O CD abre com uma declaração de amor em “Simples Canção” (C.F), o cantor tem as participações especiais dos conterrâneos o acordeonista Célio Balona e a cantora Vanessa Falabella, com quem divide os vocais. Ainda na temática do amor, o cantor nos apresenta um belo tema, “Ama Por Amar” (C.F), destaque para o quarteto de cordas, que tem os arranjos assinados pelo próprio artista. Cláudio foi extremamente feliz ao escolher, do repertório do gênio Beto Guedes, a canção “Tudo em Você” (Beto Guedes/Ronaldo Bastos). Com o andamento mais lento e com o luxuoso arranjo de cordas, o cantor deixa a música exalar, penetrar os poros e nos invadir por completo, trazendo uma sensação em que beleza e nostalgia nos levam à reflexão do seu fazer artístico. Com certeza esse é um dos temas belíssimos do CD.

“Motivo” (C.F) é uma daquelas canções que faz pulsar em nós o desejo de tê-la escrito. É completamente cheia de sentimentos que nos fazem voltar no tempo, por vezes distantes e outras vezes muito perto, como se pudéssemos tocá-los. Poesia e canção, metalinguagem de amor e vida, nos levam à instigante “Paisagem Lunar” (C.F): “...Se quer saber, tem que prestar atenção e decifrar doce canção, feita de silêncio e sons...” A canção “Sob o Sol do Rio” (Cláudio Faria) retrata a poética cidade maravilhosa e é eternizada pela terceira vez: teve sua primeira gravação no CD “Porque não tínhamos bicicleta”, de Flávio Venturini e no primeiro álbum do cantor, “O Som do Sol”. Com arranjo novo, o cantor tem a participação especial de Leila Pinheiro.

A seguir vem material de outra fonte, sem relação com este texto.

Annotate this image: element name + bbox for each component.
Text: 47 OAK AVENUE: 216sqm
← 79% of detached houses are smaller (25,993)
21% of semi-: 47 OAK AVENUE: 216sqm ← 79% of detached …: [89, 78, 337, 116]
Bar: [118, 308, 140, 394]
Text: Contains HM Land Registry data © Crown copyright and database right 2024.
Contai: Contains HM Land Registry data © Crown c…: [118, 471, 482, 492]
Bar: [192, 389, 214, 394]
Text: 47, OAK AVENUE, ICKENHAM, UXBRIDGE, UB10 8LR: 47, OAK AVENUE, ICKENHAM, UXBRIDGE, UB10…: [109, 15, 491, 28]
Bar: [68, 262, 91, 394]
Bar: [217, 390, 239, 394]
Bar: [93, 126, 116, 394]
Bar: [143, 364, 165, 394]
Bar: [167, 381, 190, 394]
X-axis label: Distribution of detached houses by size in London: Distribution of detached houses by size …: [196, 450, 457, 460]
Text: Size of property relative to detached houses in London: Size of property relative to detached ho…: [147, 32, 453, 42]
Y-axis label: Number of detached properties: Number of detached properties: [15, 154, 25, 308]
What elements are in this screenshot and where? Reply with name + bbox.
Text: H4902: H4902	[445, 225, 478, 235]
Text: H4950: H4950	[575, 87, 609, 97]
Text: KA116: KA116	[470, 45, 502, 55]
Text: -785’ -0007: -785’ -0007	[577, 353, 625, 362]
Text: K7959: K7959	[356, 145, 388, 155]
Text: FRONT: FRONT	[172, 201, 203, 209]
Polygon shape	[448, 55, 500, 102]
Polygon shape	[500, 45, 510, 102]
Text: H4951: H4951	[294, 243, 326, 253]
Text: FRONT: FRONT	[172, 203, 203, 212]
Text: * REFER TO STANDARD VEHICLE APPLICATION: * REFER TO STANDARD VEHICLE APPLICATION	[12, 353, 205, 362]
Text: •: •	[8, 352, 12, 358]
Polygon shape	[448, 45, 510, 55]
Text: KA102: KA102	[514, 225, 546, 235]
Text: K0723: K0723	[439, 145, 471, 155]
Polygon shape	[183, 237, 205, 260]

A melancolia em que a canção “Meu Porto” (Cláudio Faria/Leila Pinheiro) nos envolve, e dela também nos resgata, pode ser brindada com uma boa safra de um tinto seco. A canção, que dá título ao álbum, “O que ninguém ensina” (Rodolfo Mendes/Cláudio Faria), a letra nos diz: “Até quando a gente vai viver/Para aprender o que ninguém ensina/Não há tempo pra se arrepender...” Em “Ar de Mistério” (C.F), o tema, que é uma bossa, traz em sua letra o personagem “vampiro”, que vai “sugar o sangue do amor”. O álbum também mostra um compositor maduro, que escreve muito bem para quarteto de cordas. “Em Quatro Luas” definitivamente temos a constatação. Para finalizar, ouviremos Águas do sossego (C.F) um místico poético pintado de poesia, com a tinta de um ouro tão eterno quanto o desejo de ser, viver e transbordar, em cada melodia, um pedaço inexplicável de paz.